One thing to note when it comes to the power supply, it’s a bit large. But I think it feels that way because the Element Hub itself is so compact and offers over 130W of total output to devices.
The 150W power supply comes with over 7 feet of cable length so it’s easy to hide away. On the whole it’s comparable to the power supplies of other Thunderbolt hubs.
CalDigit includes a two-year warranty with the Element Hub.
Element Thunderbolt 4 Hub in use
For my setup, I’ve been using the Element Hub with a 13-inch MacBook Pro, LG UltraFine Thunderbolt Display, Plugable Thunderbolt 3 SSD, Logitech unifying mouse dongle, and more.
I’ve found the four USB-A ports being on the front of the hub convenient as I’m most likely to connect/disconnect those devices more regularly. And all my peripherals including SSDs and Thunderbolt display have performed consistently well the entire time.
As you’d hope, I found the Element Hub performs just the same with Thunderbolt drives as when you connect them directly to the Mac.
Here’s a look at the speed tests from my Thunderbolt 3 Plugable SSD through the Element Hub and then connected directly to my MacBook Pro. The SSD is advertised as offering up to 2,400 MB/s read and 1,800 MB/s write speeds. The speed tests were more or less identical in a handful of tests, so I feel confident that the Element Hub delivers full Thunderbolt performance.
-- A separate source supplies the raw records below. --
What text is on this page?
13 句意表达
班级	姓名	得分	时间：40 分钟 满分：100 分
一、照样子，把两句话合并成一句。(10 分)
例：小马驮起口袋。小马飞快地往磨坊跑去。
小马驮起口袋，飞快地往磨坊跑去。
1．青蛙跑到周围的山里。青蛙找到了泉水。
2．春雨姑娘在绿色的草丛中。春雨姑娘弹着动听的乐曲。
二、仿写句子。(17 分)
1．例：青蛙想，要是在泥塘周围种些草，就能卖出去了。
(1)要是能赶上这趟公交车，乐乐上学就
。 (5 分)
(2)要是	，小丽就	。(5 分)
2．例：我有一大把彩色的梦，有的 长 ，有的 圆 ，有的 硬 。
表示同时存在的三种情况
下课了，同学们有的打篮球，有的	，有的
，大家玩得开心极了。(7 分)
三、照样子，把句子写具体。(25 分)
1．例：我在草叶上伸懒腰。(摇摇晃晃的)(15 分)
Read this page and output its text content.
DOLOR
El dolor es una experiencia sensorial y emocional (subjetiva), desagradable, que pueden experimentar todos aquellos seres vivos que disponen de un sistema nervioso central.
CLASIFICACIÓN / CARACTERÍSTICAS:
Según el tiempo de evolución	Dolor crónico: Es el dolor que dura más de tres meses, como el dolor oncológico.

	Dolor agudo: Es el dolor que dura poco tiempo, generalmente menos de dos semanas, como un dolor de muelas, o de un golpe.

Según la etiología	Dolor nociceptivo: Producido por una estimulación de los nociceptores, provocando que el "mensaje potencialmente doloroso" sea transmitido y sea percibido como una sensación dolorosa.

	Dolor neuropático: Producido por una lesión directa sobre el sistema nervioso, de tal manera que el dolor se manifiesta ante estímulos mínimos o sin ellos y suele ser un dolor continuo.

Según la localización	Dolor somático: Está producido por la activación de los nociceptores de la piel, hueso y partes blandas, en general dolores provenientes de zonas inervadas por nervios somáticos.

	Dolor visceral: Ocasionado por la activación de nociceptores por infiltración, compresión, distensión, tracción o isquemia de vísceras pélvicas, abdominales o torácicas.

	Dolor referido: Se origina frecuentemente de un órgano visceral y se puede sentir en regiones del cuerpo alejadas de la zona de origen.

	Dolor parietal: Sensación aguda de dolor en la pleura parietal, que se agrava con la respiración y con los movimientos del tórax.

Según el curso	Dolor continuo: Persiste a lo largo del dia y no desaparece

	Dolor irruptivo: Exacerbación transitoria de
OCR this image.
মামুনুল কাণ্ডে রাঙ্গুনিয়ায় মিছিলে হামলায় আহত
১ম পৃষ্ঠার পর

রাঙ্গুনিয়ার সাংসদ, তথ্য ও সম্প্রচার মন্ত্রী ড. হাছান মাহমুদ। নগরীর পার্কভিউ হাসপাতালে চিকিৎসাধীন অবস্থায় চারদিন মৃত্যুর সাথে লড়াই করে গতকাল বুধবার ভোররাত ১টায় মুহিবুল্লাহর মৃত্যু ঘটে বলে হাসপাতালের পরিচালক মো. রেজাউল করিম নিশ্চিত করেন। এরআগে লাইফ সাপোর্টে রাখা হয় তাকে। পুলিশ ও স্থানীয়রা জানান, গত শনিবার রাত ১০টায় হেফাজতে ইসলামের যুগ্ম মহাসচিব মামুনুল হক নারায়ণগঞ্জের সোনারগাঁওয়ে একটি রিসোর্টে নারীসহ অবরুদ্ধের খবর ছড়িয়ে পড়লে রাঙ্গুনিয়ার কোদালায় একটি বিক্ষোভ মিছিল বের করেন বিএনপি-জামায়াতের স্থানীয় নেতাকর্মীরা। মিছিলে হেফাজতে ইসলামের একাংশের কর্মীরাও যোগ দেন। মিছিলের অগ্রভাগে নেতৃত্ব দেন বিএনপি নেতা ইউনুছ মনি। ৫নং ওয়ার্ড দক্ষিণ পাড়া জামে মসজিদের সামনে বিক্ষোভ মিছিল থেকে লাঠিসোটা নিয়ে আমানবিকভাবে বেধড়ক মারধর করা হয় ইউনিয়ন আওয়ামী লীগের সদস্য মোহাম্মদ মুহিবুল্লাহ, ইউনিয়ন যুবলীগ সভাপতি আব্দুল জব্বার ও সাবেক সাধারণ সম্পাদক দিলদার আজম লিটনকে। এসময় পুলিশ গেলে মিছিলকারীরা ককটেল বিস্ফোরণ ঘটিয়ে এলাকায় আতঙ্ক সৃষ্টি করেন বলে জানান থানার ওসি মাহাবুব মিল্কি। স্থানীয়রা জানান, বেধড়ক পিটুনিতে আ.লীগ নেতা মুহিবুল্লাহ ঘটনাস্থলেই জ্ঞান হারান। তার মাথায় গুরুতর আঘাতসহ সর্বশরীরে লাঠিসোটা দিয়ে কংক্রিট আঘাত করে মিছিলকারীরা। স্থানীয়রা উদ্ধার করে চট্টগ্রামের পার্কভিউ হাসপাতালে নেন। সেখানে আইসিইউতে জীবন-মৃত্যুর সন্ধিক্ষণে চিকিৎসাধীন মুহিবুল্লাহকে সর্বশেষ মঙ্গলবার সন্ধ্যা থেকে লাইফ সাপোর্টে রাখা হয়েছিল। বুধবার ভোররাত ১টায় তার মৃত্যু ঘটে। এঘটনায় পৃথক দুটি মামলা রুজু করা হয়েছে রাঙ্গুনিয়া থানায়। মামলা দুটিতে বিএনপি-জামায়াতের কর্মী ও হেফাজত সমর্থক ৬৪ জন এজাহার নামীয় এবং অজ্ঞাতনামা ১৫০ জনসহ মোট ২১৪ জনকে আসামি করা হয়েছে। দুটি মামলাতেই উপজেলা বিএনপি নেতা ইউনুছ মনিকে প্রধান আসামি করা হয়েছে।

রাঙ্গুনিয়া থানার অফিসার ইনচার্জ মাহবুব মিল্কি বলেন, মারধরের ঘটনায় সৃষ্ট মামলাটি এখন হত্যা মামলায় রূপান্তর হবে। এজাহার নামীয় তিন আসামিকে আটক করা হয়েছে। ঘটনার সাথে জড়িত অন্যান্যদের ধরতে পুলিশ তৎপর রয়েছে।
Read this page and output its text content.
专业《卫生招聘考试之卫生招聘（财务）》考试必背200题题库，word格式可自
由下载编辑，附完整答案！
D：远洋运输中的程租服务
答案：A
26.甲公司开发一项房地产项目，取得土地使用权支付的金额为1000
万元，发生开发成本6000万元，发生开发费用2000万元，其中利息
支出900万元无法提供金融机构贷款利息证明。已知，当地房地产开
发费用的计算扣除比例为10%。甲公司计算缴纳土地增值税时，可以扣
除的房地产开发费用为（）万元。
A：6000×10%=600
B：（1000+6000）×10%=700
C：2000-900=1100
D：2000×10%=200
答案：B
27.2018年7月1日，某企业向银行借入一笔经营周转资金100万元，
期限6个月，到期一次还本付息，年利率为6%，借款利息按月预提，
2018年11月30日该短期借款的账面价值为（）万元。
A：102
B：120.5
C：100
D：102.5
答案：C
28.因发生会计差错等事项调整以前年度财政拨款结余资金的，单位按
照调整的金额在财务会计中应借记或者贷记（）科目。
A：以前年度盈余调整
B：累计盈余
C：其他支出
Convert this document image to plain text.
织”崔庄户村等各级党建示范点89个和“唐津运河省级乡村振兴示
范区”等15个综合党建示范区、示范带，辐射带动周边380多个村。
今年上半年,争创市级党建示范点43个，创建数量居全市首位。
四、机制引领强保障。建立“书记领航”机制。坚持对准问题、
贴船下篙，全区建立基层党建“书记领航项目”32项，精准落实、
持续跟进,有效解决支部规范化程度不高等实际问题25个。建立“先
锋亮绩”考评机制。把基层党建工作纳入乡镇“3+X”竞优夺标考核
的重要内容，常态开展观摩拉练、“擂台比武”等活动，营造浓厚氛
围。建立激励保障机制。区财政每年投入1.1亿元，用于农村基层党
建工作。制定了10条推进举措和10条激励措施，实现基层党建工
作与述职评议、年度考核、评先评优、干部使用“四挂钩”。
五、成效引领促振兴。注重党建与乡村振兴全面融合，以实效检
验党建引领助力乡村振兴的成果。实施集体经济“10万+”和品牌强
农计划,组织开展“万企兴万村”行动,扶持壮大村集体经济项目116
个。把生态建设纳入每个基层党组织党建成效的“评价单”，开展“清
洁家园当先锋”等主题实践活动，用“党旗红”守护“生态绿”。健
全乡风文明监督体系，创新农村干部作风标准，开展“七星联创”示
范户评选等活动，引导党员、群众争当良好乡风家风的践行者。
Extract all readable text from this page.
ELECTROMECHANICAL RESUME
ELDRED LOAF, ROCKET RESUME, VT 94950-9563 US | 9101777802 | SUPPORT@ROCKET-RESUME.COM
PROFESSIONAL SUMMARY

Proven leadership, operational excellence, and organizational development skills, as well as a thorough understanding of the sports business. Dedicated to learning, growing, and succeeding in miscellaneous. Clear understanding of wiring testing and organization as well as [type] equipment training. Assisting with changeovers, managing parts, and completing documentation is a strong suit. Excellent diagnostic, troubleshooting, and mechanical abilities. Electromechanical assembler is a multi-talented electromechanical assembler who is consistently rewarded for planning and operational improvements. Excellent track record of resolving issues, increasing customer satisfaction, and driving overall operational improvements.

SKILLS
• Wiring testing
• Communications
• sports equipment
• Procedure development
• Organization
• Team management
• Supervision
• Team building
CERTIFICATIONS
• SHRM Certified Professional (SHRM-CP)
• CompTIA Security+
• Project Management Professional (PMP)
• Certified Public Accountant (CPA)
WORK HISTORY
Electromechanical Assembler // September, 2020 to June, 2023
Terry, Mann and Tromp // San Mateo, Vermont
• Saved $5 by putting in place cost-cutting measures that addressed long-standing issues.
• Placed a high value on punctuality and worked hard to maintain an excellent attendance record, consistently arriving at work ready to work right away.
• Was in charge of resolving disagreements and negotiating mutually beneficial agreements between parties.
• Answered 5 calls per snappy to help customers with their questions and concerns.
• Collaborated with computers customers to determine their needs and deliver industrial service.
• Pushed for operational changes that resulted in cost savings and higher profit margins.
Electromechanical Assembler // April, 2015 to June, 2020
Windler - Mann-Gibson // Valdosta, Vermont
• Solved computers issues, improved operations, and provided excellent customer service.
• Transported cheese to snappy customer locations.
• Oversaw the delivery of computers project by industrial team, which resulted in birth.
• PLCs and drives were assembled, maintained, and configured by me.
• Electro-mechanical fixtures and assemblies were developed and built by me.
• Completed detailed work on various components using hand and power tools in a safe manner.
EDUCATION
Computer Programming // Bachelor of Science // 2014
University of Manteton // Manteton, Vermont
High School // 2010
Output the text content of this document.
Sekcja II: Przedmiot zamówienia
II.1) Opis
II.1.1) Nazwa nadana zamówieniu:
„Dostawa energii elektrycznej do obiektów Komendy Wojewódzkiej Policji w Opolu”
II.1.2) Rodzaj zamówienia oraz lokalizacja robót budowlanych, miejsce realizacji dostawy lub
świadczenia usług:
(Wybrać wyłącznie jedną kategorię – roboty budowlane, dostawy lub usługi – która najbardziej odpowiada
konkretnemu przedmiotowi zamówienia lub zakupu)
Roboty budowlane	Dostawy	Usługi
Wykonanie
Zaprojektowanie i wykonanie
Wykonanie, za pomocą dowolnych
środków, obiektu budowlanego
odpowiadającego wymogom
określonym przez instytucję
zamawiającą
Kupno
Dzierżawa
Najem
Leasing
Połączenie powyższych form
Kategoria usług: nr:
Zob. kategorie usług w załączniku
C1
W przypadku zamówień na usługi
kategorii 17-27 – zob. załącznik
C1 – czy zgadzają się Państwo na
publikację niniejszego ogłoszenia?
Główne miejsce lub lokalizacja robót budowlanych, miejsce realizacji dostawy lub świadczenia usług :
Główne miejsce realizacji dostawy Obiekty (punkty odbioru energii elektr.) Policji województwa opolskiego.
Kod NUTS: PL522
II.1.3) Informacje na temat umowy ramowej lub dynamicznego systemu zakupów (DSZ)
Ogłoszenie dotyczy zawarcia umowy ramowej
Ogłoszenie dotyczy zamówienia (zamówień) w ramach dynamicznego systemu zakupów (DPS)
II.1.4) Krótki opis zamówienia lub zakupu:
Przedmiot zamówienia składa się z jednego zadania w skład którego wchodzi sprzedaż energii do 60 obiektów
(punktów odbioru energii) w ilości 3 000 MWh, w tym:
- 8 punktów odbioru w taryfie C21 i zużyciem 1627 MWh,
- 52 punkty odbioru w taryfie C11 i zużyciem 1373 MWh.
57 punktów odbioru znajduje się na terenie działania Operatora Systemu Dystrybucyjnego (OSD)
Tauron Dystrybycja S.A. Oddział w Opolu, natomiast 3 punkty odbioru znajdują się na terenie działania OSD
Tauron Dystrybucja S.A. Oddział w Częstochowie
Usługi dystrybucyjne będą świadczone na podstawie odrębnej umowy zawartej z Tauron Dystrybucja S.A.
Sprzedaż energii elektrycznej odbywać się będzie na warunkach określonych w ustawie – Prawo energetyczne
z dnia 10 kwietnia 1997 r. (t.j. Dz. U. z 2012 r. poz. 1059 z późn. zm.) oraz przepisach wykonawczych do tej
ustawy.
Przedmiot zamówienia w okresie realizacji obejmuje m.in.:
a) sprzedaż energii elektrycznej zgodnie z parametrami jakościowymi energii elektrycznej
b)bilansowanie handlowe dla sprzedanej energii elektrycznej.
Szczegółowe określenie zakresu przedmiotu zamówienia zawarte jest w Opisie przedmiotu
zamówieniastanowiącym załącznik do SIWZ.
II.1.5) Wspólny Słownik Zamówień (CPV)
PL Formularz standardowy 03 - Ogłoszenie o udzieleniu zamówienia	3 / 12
Since you might be connecting multiple external drives with the Element Hub, CalDigit has a handy macOS menu bar Utility that lets you eject all volumes with a single click.
Along with that software is an included driver so that Apple’s power hungry SuperDrive works when connected to the Element – something that isn’t possible with with many hubs.
Along with all the connectivity for external drives and other peripherals, Element Hub also serves as a great place to charge up all your devices – up to 8 at a time. You’ve got 18W output with 3 of the TB4/USB-C ports, 60W from the upstream port, and 7.5W from each of the four USB-A ports.
CalDigit Element Thunderbolt 4 Hub wrap-up
If you’re looking for a clean and simple Thunderbolt 4/USB-C hub and don’t need extras like card readers, Ethernet, etc. that larger docks like the TS3 Plus offer, the Element Hub is a solid choice at $180.
Keep in mind this will likely be the best fit for 13-inch MacBook Pro and Air users with the max 60W power passthrough giving those machines full power. But depending on your use, it might be fine for 15/16-inch MacBook Pro owners if you don’t have too demanding a workflow.